German Court Rules Against Circumcisions of Minors
In a move that one rabbi called “fatal to the freedom of religion,” a German court has ruled that boys cannot be circumcised because the practice inflicts bodily harm on children who are not able to give their own consent for the procedure. The Guardian newspaper has more:
A judge at a Cologne court said that the circumcision of minors went against a child’s interests because it led to a physical alteration of the body, and because people other than the child were determining its religious affiliation.
Religious leaders said the court had stepped into a minefield with its decision, which undermined their religious authority and contravened Germany’s constitution.
Ali Demir, chairman of the Religious Community of Islam in Germany, said: “I find the ruling adversarial to the cause of integration and discriminatory against all the parties concerned.”
Dieter Graumann, president of Germany’s Central Council of Jews, called it “an egregious and insensitive measure” which amounted to “an unprecedented and dramatic intervention in religious communities’ right of determination.”
The ruling followed a lengthy legal battle, sparked when a Muslim couple decided to have their son circumcised, specifically for religious reasons, by a Muslim doctor in Cologne. The doctor, identified only as Dr K, carried out the circumcision on the four-year old boy in November 2010, before giving the wound four stitches. The same evening, he visited the family at home to check up on the boy. When the boy began bleeding again two days later, his parents took him to the casualty department of Cologne’s University hospital. The hospital contacted the police, who then launched an investigation. The doctor was charged with bodily harm, and the case was taken to court.
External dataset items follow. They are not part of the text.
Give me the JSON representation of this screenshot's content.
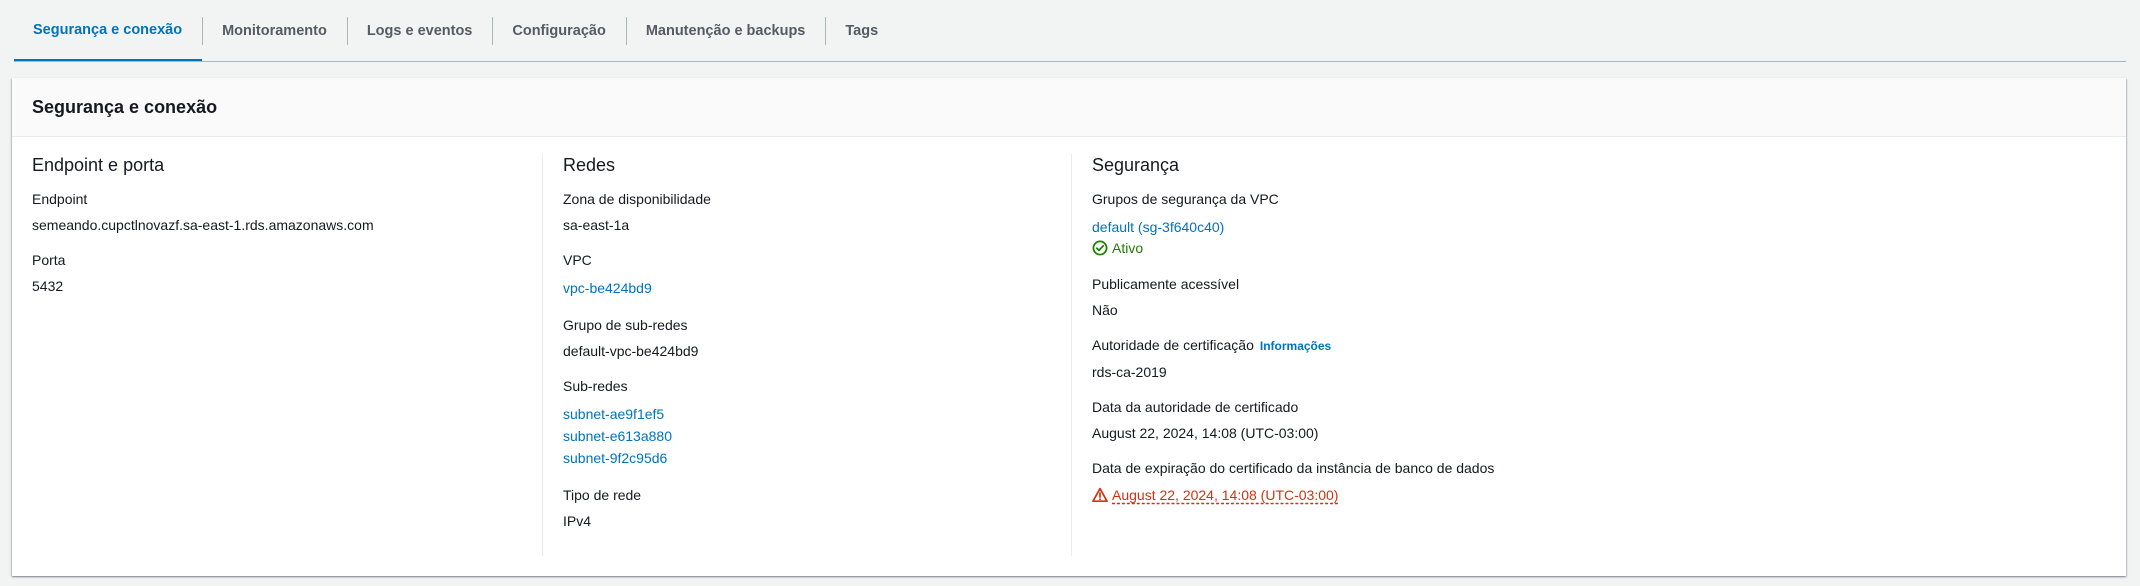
{
  "tabs": [
    {
      "label": "Segurança e conexão",
      "active": true
    },
    {
      "label": "Monitoramento"
    },
    {
      "label": "Logs e eventos"
    },
    {
      "label": "Configuração"
    },
    {
      "label": "Manutenção e backups"
    },
    {
      "label": "Tags"
    }
  ],
  "panel": {
    "title": "Segurança e conexão",
    "endpoint_section": {
      "title": "Endpoint e porta",
      "endpoint_label": "Endpoint",
      "endpoint_value": "semeando.cupctlnovazf.sa-east-1.rds.amazonaws.com",
      "port_label": "Porta",
      "port_value": "5432"
    },
    "network_section": {
      "title": "Redes",
      "az_label": "Zona de disponibilidade",
      "az_value": "sa-east-1a",
      "vpc_label": "VPC",
      "vpc_value": "vpc-be424bd9",
      "subnet_group_label": "Grupo de sub-redes",
      "subnet_group_value": "default-vpc-be424bd9",
      "subnets_label": "Sub-redes",
      "subnets": [
        "subnet-ae9f1ef5",
        "subnet-e613a880",
        "subnet-9f2c95d6"
      ],
      "network_type_label": "Tipo de rede",
      "network_type_value": "IPv4"
    },
    "security_section": {
      "title": "Segurança",
      "vpc_sg_label": "Grupos de segurança da VPC",
      "vpc_sg_value": "default (sg-3f640c40)",
      "vpc_sg_status": "Ativo",
      "public_label": "Publicamente acessível",
      "public_value": "Não",
      "ca_label": "Autoridade de certificação",
      "ca_info": "Informações",
      "ca_value": "rds-ca-2019",
      "ca_date_label": "Data da autoridade de certificado",
      "ca_date_value": "August 22, 2024, 14:08 (UTC-03:00)",
      "cert_exp_label": "Data de expiração do certificado da instância de banco de dados",
      "cert_exp_value": "August 22, 2024, 14:08 (UTC-03:00)"
    }
  },
  "colors": {
    "accent": "#0073bb",
    "success": "#1d8102",
    "warning": "#d13212"
  },
  "icons": {
    "status_ok": "check-circle-icon",
    "status_warn": "warning-triangle-icon"
  }
}
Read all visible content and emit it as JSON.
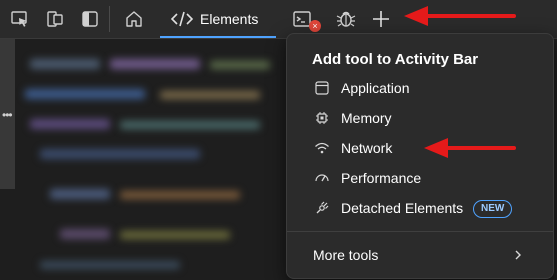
{
  "toolbar": {
    "icons": [
      "inspect-icon",
      "device-emulation-icon",
      "sidebar-toggle-icon",
      "home-icon",
      "elements-code-icon",
      "console-icon",
      "bug-icon",
      "plus-icon"
    ],
    "elements_tab_label": "Elements",
    "console_badge": "×"
  },
  "menu": {
    "title": "Add tool to Activity Bar",
    "items": [
      {
        "label": "Application",
        "icon": "application-icon"
      },
      {
        "label": "Memory",
        "icon": "memory-chip-icon"
      },
      {
        "label": "Network",
        "icon": "wifi-icon"
      },
      {
        "label": "Performance",
        "icon": "gauge-icon"
      },
      {
        "label": "Detached Elements",
        "icon": "detached-elements-icon",
        "badge": "NEW"
      }
    ],
    "more_tools_label": "More tools"
  },
  "colors": {
    "accent": "#4fa3ff",
    "arrow": "#e51a1a",
    "menu_bg": "#2b2b2b",
    "bar_bg": "#2b2b2b"
  }
}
While the court acquitted Dr. K on the grounds that he had not broken any law, it concluded that circumcision of minors for religious reasons should be outlawed, and that neither parental consent nor religious freedom justified the procedure. It ruled that in future doctors who carried out circumcisions should be punished.
The court weighed up three articles from the basic law: the rights of parents, the freedom of religious practice and the right of the child to physical integrity, before coming to the conclusion that the procedure was not in the interests of the child.
It rejected the defence that circumcision is considered hygienic in many cultures, one of the main reasons it is carried out in the US, Britain and in Germany.
After much deliberation, it concluded that a circumcision, “even when done properly by a doctor with the permission of the parents, should be considered as bodily harm if it is carried out on a boy unable to give his own consent.”